All Hail The Glow Cloud…And Good Advertising

A little podcast that became one of the most popular. A series of strange stories about a small town. An exploration of dark comedy and Lovecraftian horror. A place where the dog park is dangerous, and the Sheriff’s Secret Police are always around—and watching, and The Faceless Old Woman Who Secretly Lives In Your Home flips tables for the fun of it. Or possibly to send a message.

A place where Cecil tells you the news.

Welcome…to Night Vale.

The first podcast I ever got into, it’s clever and funny, and sometimes even disturbing—and is a perfect model of how entertainers can make money.

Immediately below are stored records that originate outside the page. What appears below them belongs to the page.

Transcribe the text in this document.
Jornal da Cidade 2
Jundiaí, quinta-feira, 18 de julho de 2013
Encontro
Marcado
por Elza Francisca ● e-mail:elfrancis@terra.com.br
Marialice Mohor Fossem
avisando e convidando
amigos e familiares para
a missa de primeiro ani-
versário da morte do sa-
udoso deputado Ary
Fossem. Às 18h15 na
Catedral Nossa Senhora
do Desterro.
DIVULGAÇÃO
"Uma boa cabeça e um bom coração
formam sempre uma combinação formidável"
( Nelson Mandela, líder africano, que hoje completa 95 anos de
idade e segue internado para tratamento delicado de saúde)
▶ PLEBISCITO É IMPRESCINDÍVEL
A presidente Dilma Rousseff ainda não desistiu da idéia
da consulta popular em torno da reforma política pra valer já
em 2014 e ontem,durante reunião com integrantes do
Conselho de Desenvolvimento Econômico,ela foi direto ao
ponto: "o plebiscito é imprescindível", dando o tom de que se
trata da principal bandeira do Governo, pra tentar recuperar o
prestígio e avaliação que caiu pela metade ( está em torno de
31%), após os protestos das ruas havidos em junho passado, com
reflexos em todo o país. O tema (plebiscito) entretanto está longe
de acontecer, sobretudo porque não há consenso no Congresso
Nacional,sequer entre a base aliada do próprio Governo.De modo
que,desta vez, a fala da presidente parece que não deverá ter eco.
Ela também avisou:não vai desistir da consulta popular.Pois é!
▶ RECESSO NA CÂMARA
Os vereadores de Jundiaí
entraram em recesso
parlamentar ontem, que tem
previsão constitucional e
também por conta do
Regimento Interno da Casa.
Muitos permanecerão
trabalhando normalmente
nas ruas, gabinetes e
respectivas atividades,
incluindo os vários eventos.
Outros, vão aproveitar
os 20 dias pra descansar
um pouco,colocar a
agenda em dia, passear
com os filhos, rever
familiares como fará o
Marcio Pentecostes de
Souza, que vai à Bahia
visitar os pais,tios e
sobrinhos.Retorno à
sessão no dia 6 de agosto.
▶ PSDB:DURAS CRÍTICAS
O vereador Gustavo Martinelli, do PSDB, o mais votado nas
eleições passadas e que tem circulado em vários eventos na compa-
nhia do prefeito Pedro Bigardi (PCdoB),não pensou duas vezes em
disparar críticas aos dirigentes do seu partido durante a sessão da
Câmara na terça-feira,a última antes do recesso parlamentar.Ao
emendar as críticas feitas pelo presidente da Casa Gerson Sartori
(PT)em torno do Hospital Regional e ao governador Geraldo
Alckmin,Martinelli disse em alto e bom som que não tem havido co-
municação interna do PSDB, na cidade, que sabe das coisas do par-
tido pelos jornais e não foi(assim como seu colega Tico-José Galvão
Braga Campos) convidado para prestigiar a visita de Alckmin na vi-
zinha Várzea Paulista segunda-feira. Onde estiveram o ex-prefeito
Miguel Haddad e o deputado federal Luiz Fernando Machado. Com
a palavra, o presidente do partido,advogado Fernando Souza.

Because while Night Vale itself is free to listen to, the group behind it is smart and set up a nice little arrangement for themselves in the form of selling merchandise.

As far as I know, Night Vale makes all of its money through only a couple of avenues: live shows, merchandise products, donations, sponsorships, and book sales.

The Main Products Is–In A Sense–Itself An Advertising Method

You’ll notice none of these things are enforced on the audience. They are all supplementary to the main, free product.

And Night Vale is not the only one using this model now. This seems to be a trend. Youtubers and Podcasters and perhaps even authors are able to make a lot of supplementary money through not the product itself, but the love of the product.

And it works. Because what’s a better method of advertising than free and high quality? And what is a more fun way to be a fan—what’s a more rewarding way to be a fan—than to help support the creators and get some sweet stuff out of it?

So now, if you see someone walking around Clearwater wearing an odd purple shirt with an eye logo on it: you know why.